The jury have found the stream, upon which the defendant’s dam was erected, to have been a public river, capable, in its natural state, of being useful for floating boats, logs, &c., for purposes of trade and agriculture.
It was decided, in Brown v. Chadbourne, 31 Maine, 9, that a stream, such as the one across which the jury have found the defendant’s dam to have been erected, though it be private property and not strictly navigable, is subject to the public use as a passage way. The Supreme Court of New Brunswick, in Rowe v. Titus, 1 Allen, 326, held, that all rivers above the flow of the tide, which may be used for the transportation of property, as for floating rafts and driving timber and logs, and not merely such as will bear boats for the accommodation of travelers, are highways, and subject to the public use. In Boissonnault v. Oliv, Stuart, (Low. Can.,) 565, the same rule of law seems to have prevailed in Lower Canada. “ The Riviere du Sud appears,” says Reed, C. J., in that case, “ capable of floating only single logs, and not rafts or batteaux, from the frequent interruption of the navigation from the rocks, shallows and rapids, and therefore is not to be considered a navigable river; but, allowing it to bo of the description of seigneuriale et handle, the use of it, even in that case, must be free and open to the public; for, according to Freeminville, vol. 4, c. 4 p. 434, the King preserves his right over all such rivers as may be used for the floating of timber, inasmuch as he is considered to be the protector of commerce and the public interest.”
It follows, that the right of erecting mills and mill dams and of flowing land, conferred by R. S., c. 126, must be deemed as in subjection to the paramount right of passage of the pub-*156lie in all cases where the streams in their natural state were capable of floating boats or logs.
All hindrances or obstructions to navigation, without direct authority from the Legislature, are public nuisances. Williams v. Wilcox, 8 Ad. & Ell., 314. When the Legislature give an individual the right of erecting and maintaining a dam upon navigable waters, if the dam is so constructed as to impede the navigation beyond what the Act authorizes, this renders the erection pro tanto a nuisance.
The same principle must apply, where the river is not navigable in the strict sense in which the word is used in the common law. A dam which impedes or obstructs the right of the public, in floating boats or logs in a stream in which they can be floated in its natural state, must, for the same reasons, be held pro tanto a nuisance.
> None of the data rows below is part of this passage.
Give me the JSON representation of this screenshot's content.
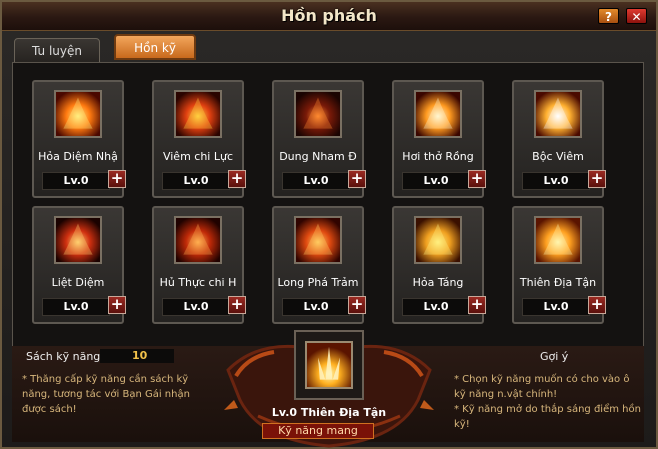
{
  "window": {
    "title": "Hồn phách",
    "help_label": "?",
    "close_label": "✕"
  },
  "tabs": [
    {
      "label": "Tu luyện",
      "active": false
    },
    {
      "label": "Hồn kỹ",
      "active": true
    }
  ],
  "skills": [
    {
      "name": "Hỏa Diệm Nhậ",
      "level": "Lv.0",
      "icon": "flame-slash-icon"
    },
    {
      "name": "Viêm chi Lực",
      "level": "Lv.0",
      "icon": "fire-swirl-icon"
    },
    {
      "name": "Dung Nham Đ",
      "level": "Lv.0",
      "icon": "lava-figure-icon"
    },
    {
      "name": "Hơi thở Rồng",
      "level": "Lv.0",
      "icon": "dragon-breath-icon"
    },
    {
      "name": "Bộc Viêm",
      "level": "Lv.0",
      "icon": "fire-burst-icon"
    },
    {
      "name": "Liệt Diệm",
      "level": "Lv.0",
      "icon": "fire-wall-icon"
    },
    {
      "name": "Hủ Thực chi H",
      "level": "Lv.0",
      "icon": "corrosion-fire-icon"
    },
    {
      "name": "Long Phá Trảm",
      "level": "Lv.0",
      "icon": "dragon-slash-icon"
    },
    {
      "name": "Hỏa Táng",
      "level": "Lv.0",
      "icon": "cremation-sword-icon"
    },
    {
      "name": "Thiên Địa Tận",
      "level": "Lv.0",
      "icon": "pillar-flame-icon"
    }
  ],
  "plus_label": "+",
  "book": {
    "label": "Sách kỹ năng:",
    "value": "10"
  },
  "note_left": "* Thăng cấp kỹ năng cần sách kỹ năng, tương tác với Bạn Gái nhận được sách!",
  "hint": {
    "title": "Gợi ý",
    "text": "* Chọn kỹ năng muốn có cho vào ô kỹ năng n.vật chính!\n* Kỹ năng mở do thắp sáng điểm hồn kỹ!"
  },
  "selected": {
    "name": "Lv.0 Thiên Địa Tận",
    "sub_label": "Kỹ năng mang",
    "icon": "pillar-flame-icon"
  },
  "colors": {
    "accent": "#c8691c",
    "gold": "#f2c24a",
    "note": "#d7b67c",
    "danger": "#9a2a22"
  }
}
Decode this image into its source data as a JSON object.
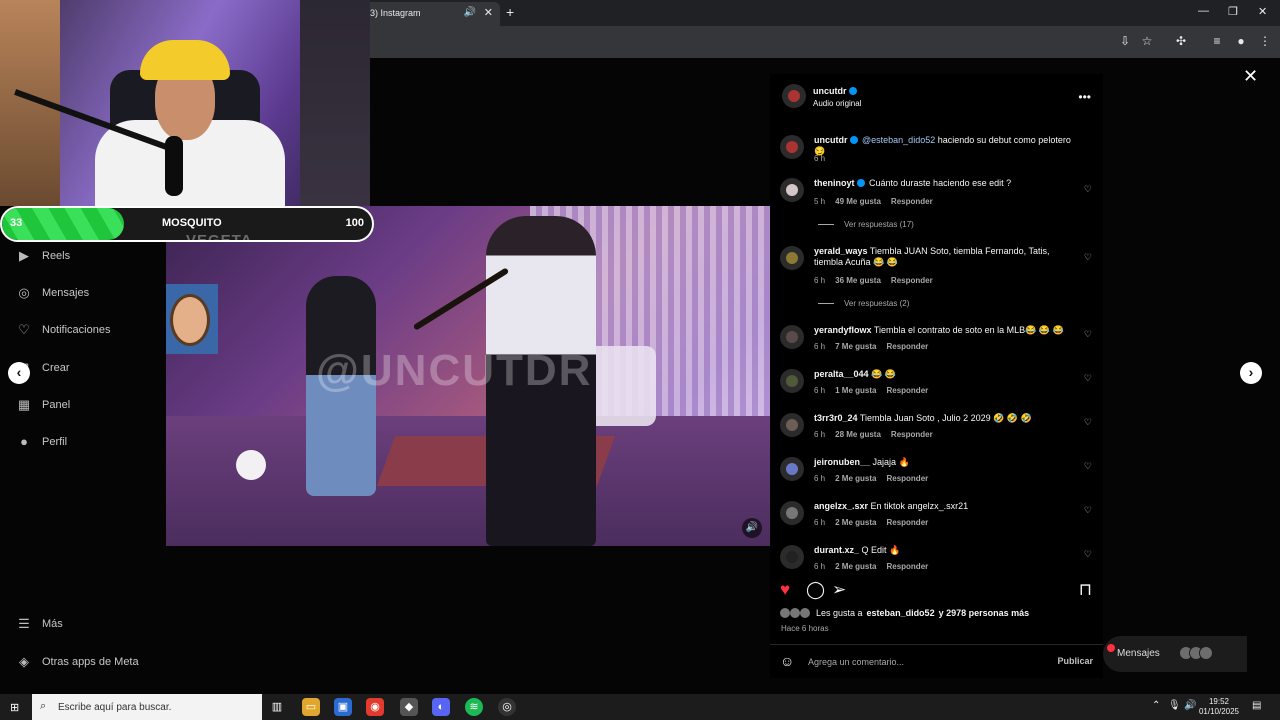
{
  "browser": {
    "tab_title": "3) Instagram",
    "tab_mute_icon": "speaker-icon",
    "tab_close_icon": "close-icon",
    "new_tab_icon": "plus-icon",
    "window_controls": [
      "minimize-icon",
      "restore-icon",
      "close-icon"
    ]
  },
  "overlay": {
    "progress_left": "33",
    "progress_center": "MOSQUITO",
    "progress_right": "100",
    "progress_subtitle": "VEGETA",
    "progress_value": 0.33
  },
  "video": {
    "watermark": "@UNCUTDR"
  },
  "sidebar": {
    "items": [
      {
        "label": "Reels",
        "icon": "reels-icon"
      },
      {
        "label": "Mensajes",
        "icon": "messenger-icon"
      },
      {
        "label": "Notificaciones",
        "icon": "heart-icon"
      },
      {
        "label": "Crear",
        "icon": "plus-square-icon"
      },
      {
        "label": "Panel",
        "icon": "chart-icon"
      },
      {
        "label": "Perfil",
        "icon": "avatar-icon"
      }
    ],
    "bottom": [
      {
        "label": "Más",
        "icon": "menu-icon"
      },
      {
        "label": "Otras apps de Meta",
        "icon": "meta-icon"
      }
    ]
  },
  "post": {
    "author": "uncutdr",
    "audio": "Audio original",
    "caption_author": "uncutdr",
    "caption_mention": "@esteban_dido52",
    "caption_text": "haciendo su debut como pelotero 😏",
    "caption_time": "6 h",
    "likes_prefix": "Les gusta a",
    "likes_user": "esteban_dido52",
    "likes_suffix": "y 2978 personas más",
    "posted": "Hace 6 horas",
    "comment_placeholder": "Agrega un comentario...",
    "publish": "Publicar"
  },
  "comments": [
    {
      "user": "theninoyt",
      "verified": true,
      "text": "Cuánto duraste haciendo ese edit ?",
      "time": "5 h",
      "likes": "49 Me gusta",
      "reply": "Responder",
      "replies": "Ver respuestas (17)"
    },
    {
      "user": "yerald_ways",
      "verified": false,
      "text": "Tiembla JUAN Soto, tiembla Fernando, Tatis, tiembla Acuña 😂 😂",
      "time": "6 h",
      "likes": "36 Me gusta",
      "reply": "Responder",
      "replies": "Ver respuestas (2)"
    },
    {
      "user": "yerandyflowx",
      "verified": false,
      "text": "Tiembla el contrato de soto en la MLB😂 😂 😂",
      "time": "6 h",
      "likes": "7 Me gusta",
      "reply": "Responder",
      "replies": ""
    },
    {
      "user": "peralta__044",
      "verified": false,
      "text": "😂 😂",
      "time": "6 h",
      "likes": "1 Me gusta",
      "reply": "Responder",
      "replies": ""
    },
    {
      "user": "t3rr3r0_24",
      "verified": false,
      "text": "Tiembla Juan Soto , Julio 2 2029 🤣 🤣 🤣",
      "time": "6 h",
      "likes": "28 Me gusta",
      "reply": "Responder",
      "replies": ""
    },
    {
      "user": "jeironuben__",
      "verified": false,
      "text": "Jajaja 🔥",
      "time": "6 h",
      "likes": "2 Me gusta",
      "reply": "Responder",
      "replies": ""
    },
    {
      "user": "angelzx_.sxr",
      "verified": false,
      "text": "En tiktok angelzx_.sxr21",
      "time": "6 h",
      "likes": "2 Me gusta",
      "reply": "Responder",
      "replies": ""
    },
    {
      "user": "durant.xz_",
      "verified": false,
      "text": "Q Edit 🔥",
      "time": "6 h",
      "likes": "2 Me gusta",
      "reply": "Responder",
      "replies": ""
    }
  ],
  "messages_pill": {
    "label": "Mensajes"
  },
  "taskbar": {
    "search_placeholder": "Escribe aquí para buscar.",
    "time": "19:52",
    "date": "01/10/2025"
  },
  "colors": {
    "accent_like": "#ff3040",
    "verified": "#0095f6",
    "progress_green": "#1fc63c"
  }
}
Important rights, as against individuals, may be acquired and lost by adverse enjoyment for a period of more than twenty years. But this principle does not apply as to obstructions in a public navigable river. “ In such case, if the impediment offered to navigation should have existed for a season far beyond twenty years, no private right can demand its continuance, for a nuisance can never be legitimated.” Woolwych on Waters, 270. “It is very well settled,” says Cowan, J., in Renwick v. Morris, 3 Hill, 621, “that lapse of time will not bar a prosecution for a public nuisance, (1 Rus. on Crimes, Amer. ed. of 1836, Folkes v. Chad, 3 Doug. 340, 343,) and I am aware of no case denying that the remedy by abatement is in all respects concurrent with that by indictment. (Coales v. New York, 7 Cow. 558, 600; Mills v. Hall, 9 Wend. 315.)” The same case came before the Court of Errors in 7 Hill, 575, when the Chancellor remarked, “the length of time the public nuisance had continued, did not legalize it, for every continuation of the obstruction was in itself an offence.”
The same principle applies to rivers which may be used for the floating of logs, rafts, &c., for the same reasons. The public right of passage is not affected nor intended to be af*157fected by the statute in relation to mills. The right of passage still remains to the public for which the mill owner must make suitable provision at his peril, or pay, upon suit, the damages arising from his omission.
Exceptions overruled.
Tenney, C. J., and Rice and Goodenow, J. J., concurred.